Artigo Nº 330 – SEGURO QUITA O GAVETEIRO

Os familiares do cessionário de imóvel financiado podem ser beneficiados com o seguro, em caso de seu falecimento, mesmo que só haja um contrato de gaveta, em fase de transferência junto ao agente financeiro.

Quem decidiu nesse sentido foi a Quarta Câmara de Direito Privado do Tribunal de Justiça de São Paulo, em acórdão relatado pelo desembargador Ênio Zuliani, em apelação cível com revisão (n. 191.845-4/0-00) que se insurgira contra decisão do juiz de direito que determinara a transferência do imóvel aos herdeiros, livre de ônus, em razão do falecimento do comprador.

Como nota o relator, os papéis para a transferência já estavam em mãos do agente hipotecário, mas este ainda não dera seu aval para que a cessão fosse formalizada, porém estava recebendo as mensalidades do novo adquirente.

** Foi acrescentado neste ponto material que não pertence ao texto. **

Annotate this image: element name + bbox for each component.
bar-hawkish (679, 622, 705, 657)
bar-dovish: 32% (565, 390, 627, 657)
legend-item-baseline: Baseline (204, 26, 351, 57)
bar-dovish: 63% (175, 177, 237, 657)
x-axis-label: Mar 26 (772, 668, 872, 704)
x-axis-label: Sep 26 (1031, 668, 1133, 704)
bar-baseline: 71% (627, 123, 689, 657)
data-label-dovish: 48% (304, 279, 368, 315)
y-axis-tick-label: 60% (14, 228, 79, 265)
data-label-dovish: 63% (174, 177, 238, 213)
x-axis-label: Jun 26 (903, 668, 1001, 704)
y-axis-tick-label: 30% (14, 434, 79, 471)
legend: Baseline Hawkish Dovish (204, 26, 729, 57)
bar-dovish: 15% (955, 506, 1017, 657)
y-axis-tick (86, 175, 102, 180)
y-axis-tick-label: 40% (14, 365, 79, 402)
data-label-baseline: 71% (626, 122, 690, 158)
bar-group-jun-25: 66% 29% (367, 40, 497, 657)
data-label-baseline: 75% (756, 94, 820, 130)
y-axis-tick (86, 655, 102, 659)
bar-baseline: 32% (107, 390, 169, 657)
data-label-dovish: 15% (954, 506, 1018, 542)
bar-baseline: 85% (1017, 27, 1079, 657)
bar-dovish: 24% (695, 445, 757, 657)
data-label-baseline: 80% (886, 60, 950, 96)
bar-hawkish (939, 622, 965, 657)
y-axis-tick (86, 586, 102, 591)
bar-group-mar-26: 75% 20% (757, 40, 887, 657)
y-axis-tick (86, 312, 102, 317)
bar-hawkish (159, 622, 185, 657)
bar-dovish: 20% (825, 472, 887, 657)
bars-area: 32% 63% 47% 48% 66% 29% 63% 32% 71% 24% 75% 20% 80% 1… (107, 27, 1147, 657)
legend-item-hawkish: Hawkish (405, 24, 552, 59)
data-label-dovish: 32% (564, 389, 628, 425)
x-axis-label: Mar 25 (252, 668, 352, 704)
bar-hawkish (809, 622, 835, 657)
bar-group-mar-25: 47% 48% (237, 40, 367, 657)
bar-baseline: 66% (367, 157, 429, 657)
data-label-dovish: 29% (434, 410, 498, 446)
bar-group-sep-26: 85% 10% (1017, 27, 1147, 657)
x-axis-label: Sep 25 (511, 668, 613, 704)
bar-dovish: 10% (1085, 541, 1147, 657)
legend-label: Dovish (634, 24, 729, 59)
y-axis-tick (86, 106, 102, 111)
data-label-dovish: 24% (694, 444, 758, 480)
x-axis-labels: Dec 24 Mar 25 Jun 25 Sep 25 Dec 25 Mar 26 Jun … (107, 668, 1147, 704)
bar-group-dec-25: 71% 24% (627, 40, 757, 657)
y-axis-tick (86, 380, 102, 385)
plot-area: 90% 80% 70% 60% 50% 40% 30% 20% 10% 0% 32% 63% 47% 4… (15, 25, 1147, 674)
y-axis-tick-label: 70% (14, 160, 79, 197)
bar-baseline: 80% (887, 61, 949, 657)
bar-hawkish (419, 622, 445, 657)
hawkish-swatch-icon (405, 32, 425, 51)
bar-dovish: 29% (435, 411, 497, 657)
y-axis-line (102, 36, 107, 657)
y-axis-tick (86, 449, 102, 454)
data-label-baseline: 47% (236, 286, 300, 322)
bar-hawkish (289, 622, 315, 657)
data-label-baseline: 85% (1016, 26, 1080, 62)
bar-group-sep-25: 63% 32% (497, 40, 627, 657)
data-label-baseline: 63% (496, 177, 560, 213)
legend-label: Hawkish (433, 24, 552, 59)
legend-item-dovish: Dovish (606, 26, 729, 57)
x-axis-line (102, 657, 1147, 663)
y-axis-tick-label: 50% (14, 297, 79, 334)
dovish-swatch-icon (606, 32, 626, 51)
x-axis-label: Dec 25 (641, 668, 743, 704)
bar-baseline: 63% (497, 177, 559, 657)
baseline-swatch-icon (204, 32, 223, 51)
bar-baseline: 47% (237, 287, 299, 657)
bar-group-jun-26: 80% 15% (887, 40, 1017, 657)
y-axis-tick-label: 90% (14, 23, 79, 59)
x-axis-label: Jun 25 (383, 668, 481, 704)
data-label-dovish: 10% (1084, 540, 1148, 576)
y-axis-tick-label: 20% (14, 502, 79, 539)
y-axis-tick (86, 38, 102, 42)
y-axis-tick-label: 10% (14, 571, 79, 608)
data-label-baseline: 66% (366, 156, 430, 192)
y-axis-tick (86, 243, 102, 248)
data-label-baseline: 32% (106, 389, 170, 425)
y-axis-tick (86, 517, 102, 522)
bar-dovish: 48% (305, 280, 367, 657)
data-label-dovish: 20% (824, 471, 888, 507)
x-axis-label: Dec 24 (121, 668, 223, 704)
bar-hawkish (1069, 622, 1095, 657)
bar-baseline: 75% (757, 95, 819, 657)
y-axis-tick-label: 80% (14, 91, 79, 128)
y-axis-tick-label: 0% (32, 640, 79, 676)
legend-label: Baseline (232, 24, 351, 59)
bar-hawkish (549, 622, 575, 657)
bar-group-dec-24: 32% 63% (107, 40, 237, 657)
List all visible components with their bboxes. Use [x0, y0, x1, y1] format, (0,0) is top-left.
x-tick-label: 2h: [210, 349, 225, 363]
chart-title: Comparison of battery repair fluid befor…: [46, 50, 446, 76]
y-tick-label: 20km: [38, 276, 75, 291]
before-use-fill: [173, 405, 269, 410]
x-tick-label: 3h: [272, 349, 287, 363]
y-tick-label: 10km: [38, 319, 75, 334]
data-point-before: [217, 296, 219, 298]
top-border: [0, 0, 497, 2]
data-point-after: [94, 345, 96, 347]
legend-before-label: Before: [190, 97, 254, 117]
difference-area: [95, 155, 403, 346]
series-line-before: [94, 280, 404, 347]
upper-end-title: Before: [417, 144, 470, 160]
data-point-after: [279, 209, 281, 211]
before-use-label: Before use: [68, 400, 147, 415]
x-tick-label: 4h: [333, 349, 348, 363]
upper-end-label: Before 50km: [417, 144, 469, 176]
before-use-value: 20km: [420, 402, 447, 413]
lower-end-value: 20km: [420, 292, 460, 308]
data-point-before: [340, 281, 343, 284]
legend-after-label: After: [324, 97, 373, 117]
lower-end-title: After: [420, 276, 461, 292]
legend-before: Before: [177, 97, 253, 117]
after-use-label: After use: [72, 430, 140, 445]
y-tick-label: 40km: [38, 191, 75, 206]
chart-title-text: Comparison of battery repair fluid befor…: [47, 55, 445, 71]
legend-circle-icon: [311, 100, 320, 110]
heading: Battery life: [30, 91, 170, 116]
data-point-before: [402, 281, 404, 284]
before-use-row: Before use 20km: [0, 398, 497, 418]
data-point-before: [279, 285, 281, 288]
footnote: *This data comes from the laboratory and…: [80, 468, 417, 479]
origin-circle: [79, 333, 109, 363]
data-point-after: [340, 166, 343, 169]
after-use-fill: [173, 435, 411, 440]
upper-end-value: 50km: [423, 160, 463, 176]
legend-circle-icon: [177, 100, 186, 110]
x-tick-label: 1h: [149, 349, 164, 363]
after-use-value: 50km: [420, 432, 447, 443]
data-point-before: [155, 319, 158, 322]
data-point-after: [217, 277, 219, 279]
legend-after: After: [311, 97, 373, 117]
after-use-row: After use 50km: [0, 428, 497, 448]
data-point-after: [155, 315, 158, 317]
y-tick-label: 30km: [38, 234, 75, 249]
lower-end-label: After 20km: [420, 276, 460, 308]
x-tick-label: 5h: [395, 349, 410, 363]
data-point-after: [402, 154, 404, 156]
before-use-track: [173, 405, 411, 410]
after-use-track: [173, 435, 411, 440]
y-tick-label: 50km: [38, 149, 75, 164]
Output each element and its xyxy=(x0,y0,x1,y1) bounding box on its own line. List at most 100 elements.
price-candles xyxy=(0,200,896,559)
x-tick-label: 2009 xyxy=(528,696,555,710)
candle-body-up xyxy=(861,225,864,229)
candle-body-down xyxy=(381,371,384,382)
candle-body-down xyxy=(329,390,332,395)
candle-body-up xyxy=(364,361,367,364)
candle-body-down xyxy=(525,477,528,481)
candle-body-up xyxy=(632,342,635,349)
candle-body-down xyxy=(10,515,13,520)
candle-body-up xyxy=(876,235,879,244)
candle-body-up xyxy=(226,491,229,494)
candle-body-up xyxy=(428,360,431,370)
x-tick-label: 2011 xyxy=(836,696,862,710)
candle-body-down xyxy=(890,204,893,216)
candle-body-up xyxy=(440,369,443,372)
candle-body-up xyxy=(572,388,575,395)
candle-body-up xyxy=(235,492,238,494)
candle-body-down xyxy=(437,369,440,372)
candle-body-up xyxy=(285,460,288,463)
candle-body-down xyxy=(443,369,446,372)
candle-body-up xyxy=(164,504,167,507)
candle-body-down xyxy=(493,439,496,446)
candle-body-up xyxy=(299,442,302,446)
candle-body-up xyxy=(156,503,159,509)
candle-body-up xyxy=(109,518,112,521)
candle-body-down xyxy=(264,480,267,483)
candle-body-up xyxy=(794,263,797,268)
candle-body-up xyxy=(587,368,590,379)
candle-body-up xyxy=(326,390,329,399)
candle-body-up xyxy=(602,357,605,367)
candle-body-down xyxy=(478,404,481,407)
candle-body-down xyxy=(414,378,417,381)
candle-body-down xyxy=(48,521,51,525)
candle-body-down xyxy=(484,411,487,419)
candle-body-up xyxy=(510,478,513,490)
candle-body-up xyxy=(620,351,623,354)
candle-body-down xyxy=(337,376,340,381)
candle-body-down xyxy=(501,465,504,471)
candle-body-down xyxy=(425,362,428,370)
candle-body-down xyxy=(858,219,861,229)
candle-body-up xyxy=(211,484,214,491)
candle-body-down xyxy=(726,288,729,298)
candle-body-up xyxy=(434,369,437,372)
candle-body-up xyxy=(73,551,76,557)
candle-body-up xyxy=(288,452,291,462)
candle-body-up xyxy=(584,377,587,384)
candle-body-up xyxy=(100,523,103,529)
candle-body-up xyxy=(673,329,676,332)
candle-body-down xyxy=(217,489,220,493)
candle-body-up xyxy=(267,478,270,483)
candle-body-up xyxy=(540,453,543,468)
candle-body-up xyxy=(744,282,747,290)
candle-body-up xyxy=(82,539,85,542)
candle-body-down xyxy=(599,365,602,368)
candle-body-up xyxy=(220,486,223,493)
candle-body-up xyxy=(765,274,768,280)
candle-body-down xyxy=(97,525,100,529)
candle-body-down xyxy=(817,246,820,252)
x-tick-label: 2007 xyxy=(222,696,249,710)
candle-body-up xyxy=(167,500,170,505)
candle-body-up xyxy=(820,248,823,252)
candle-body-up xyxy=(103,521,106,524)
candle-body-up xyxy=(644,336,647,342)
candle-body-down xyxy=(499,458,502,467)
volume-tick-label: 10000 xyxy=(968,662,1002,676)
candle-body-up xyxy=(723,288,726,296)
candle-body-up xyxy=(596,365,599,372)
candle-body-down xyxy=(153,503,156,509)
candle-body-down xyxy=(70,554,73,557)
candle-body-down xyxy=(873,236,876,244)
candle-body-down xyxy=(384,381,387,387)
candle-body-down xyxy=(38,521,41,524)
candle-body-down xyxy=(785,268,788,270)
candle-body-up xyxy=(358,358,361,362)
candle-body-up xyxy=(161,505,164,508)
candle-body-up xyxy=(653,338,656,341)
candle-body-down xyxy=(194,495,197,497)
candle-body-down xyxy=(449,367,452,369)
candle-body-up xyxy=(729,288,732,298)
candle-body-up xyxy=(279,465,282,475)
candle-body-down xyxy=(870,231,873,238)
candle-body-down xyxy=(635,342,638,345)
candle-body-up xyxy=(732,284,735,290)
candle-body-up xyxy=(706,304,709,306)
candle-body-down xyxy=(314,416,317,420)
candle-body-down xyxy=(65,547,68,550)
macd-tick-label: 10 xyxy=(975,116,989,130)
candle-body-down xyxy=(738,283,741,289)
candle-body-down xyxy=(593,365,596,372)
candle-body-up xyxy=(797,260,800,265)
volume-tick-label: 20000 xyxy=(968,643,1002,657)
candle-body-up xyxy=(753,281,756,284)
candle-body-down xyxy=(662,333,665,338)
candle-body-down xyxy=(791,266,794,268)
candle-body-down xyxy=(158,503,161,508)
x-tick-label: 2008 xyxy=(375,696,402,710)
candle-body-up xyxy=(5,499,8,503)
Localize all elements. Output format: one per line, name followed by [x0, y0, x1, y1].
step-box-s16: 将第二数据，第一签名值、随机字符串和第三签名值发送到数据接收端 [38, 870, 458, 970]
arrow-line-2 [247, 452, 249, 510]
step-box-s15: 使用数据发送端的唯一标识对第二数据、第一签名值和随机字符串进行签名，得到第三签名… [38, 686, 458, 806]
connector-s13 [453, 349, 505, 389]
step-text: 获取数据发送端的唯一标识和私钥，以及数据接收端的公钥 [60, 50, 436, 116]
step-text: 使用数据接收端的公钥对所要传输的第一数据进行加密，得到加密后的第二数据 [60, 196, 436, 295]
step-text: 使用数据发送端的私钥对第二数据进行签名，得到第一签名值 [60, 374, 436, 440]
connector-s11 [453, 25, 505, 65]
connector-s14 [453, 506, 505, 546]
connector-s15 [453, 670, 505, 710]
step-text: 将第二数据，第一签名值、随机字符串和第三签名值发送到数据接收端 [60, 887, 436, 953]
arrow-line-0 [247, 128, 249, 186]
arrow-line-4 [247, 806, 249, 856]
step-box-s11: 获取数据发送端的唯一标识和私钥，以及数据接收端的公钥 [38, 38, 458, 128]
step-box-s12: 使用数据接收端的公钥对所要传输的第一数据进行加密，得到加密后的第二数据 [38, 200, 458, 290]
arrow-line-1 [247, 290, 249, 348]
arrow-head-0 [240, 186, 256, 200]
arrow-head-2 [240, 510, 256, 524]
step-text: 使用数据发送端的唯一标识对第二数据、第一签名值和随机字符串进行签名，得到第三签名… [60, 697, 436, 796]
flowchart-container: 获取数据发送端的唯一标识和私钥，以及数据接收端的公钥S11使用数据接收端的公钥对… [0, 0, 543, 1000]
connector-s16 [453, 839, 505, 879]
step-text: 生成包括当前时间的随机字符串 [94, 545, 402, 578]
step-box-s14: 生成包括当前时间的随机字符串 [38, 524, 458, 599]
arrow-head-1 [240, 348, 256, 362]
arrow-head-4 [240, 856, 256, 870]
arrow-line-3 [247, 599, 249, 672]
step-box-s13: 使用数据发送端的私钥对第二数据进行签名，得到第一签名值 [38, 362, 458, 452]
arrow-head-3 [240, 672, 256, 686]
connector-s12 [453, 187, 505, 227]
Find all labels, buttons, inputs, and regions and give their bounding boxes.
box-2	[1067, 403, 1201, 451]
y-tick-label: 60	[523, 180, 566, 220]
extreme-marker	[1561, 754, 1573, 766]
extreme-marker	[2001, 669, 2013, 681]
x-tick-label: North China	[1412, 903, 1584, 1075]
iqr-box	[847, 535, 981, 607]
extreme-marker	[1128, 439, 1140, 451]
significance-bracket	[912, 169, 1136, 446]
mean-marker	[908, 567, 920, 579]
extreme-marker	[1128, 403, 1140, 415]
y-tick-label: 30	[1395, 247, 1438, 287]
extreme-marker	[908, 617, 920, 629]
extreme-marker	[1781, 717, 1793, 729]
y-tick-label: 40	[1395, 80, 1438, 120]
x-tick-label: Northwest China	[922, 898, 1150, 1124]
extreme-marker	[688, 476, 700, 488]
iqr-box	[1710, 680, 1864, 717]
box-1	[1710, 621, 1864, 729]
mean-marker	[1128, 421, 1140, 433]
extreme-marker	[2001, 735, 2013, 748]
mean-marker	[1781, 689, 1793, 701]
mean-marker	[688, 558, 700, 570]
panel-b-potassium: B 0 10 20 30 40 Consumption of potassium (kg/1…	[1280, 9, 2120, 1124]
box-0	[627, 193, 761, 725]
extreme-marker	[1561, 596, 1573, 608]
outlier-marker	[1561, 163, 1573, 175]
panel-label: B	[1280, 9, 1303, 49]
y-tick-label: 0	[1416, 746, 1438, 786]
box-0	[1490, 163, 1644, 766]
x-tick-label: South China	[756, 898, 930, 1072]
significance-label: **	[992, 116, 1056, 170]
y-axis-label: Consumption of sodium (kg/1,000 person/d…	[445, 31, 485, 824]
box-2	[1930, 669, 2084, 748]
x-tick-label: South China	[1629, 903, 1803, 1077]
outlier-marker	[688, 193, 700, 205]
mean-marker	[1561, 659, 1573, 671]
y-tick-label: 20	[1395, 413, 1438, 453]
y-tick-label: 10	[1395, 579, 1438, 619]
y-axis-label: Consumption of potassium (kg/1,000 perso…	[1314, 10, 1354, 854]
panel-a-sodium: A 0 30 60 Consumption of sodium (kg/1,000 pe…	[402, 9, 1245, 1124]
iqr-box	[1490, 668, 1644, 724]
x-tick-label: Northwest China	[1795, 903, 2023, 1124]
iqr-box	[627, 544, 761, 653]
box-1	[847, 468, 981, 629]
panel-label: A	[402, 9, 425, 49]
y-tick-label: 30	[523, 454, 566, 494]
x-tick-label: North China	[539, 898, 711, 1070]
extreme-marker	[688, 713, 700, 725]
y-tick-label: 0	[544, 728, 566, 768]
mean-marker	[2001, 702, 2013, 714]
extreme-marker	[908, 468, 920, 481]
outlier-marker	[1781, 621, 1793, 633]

Vale destacar, no acórdão, trecho em que o julgador paulista coloca os agentes imobiliários como responsáveis pela proliferação dos contratos de gaveta: “Os juízes conhecem as dificuldades que sempre pontuaram os procedimentos dos órgãos autorizados a gerenciar recursos habitacionais […], o que confirma a escassez de consentimento expresso com cessões contratuais regulares, tanto que se popularizou o conhecido ‘contrato de gaveta’. Na maioria das vezes, o cessionário desiste de obter a autorização do credor hipotecário, desanimado com o excesso de exigências e pela insensatez de certas burocracias.”

Outro ponto que frisou foi a inércia dos financiadores em tomar providências visando sanar irregularidades. Os “órgãos encarregados de implementar a política habitacional estão cientes de que as casas populares são construídas e vendidas a preços subsidiados, com facilidades, para que  pessoas de baixa renda tenham acesso à moradia digna. Por isso, devem agir rápido quando descobrem que o mutuário não utiliza a unidade para moradia, o que os obriga a pleitear a rescisão do contrato por desvio de finalidade”. Conclui adiante: “…essa postura, de total complacência com a cessão somente se alterou no momento em que o óbito [do mutuário] criou conseqüências contratuais em virtude do seguro”.

No entender do desembargador Ênio Zuliani, o agente financeiro não pode agir a seu bel prazer, ou seja, deve manter comportamento coerente que não sofra perturbações em prejuízo de terceiro (nemo potest venire contra factum proprium, na expressão latina). “Não devemos admitir que [o agente] mantenha posições dúbias diante de um assunto de tal magnitude”, fulmina o magistrado. Vale dizer, se aceita o adquirente como cessionário, recebendo dele as prestações, enquanto tudo corre bem, não pode alegar que não o reconhece ao falecer, para evitar a quitação do financiamento pelo seguro habitacional.

Do acórdão, que teve a aprovação também dos desembargadores Maia da Cunha e Teixeira Leite, tirou-se a seguinte ementa: “Contrato de financiamento hipotecário – Morte do cessionário e conseqüente discussão sobre a quitação derivada do seguro habitacional – Recusa do CDHU em liberar o ônus que depõe contra os princípios da boa-fé, por ter, anteriormente, se comportado de forma a estimular, no cessionário, confiança de que a cessão se concretizara – Incidência do princípio nemo potest venire contra factum proprium como regra jurídica de consolidação da cessão e, conseqüente, do direito à indenização securitária, o que gera a consolidação do domínio em favor da viúva e filhos do mutuário – Não provimento.”